Should this work?

Manu turkeyman at gmail.com
Thu Jan 9 06:07:36 PST 2014


This works fine:
  string x = find("Hello", 'H');

This doesn't:
  string y = find(retro("Hello"), 'H');
  > Error: cannot implicitly convert expression (find(retro("Hello"), 'H'))
of type Result!() to string

Is that wrong? That seems to be how the docs suggest it should be used.

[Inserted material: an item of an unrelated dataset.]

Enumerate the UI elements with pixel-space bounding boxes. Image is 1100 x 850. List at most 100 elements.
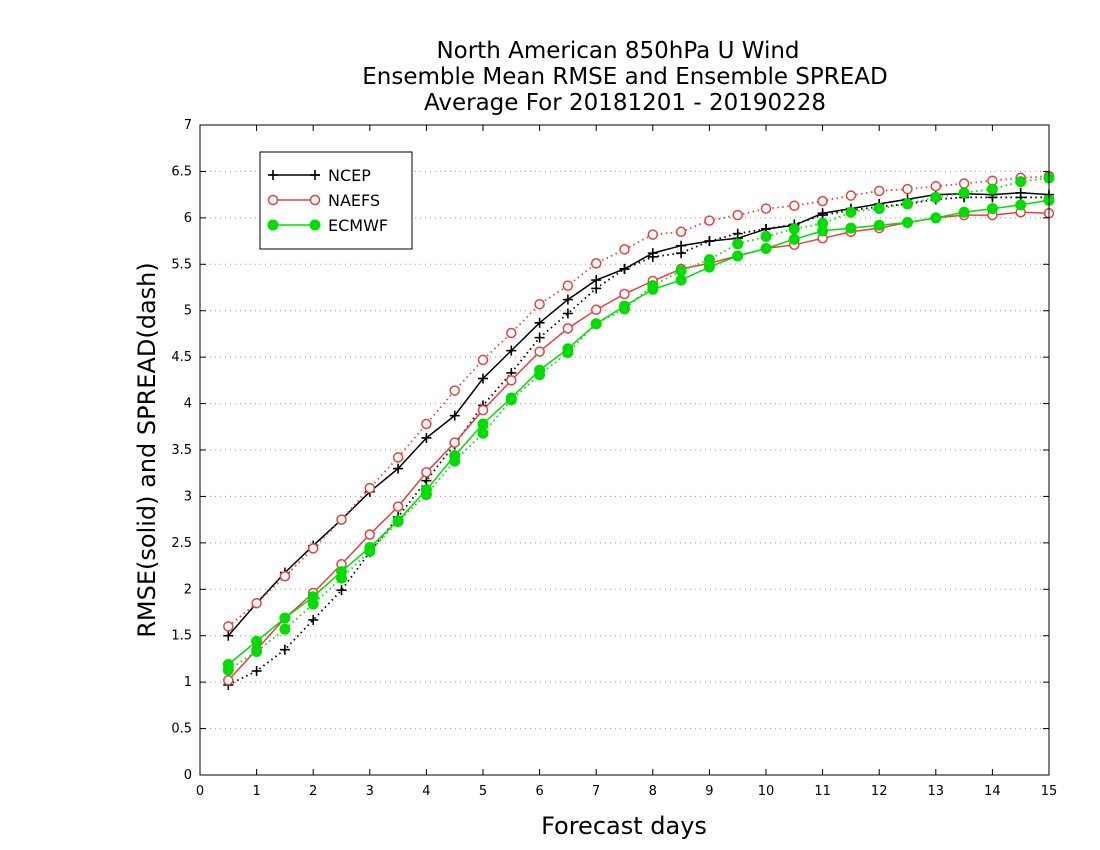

On a side note, am I the only one that finds std.algorithm/std.range/etc
for string processing really obtuse?
I can rarely understand the error messages, so say it's better than STL is
optimistic.
Using std.algorithm and std.range to do string manipulation feels really
lame to me.
I hate looking through the docs of 3-4 modules to understand the complete
set of useful string operations (std.string, std.uni, std.algorithm,
std.range... at least).
I also find the names of the generic algorithms are often unrelated to the
name of the string operation.
My feeling is, everyone is always on about how cool D is at string, but
other than 'char[]', and the builtin slice operator, I feel really
unproductive whenever I do any heavy string manipulation in D.
I also hate that I need to import at least 4-5 modules to do anything
useful with strings... I feel my program bloating and cringe with every
gigantic import that sources exactly one symbol.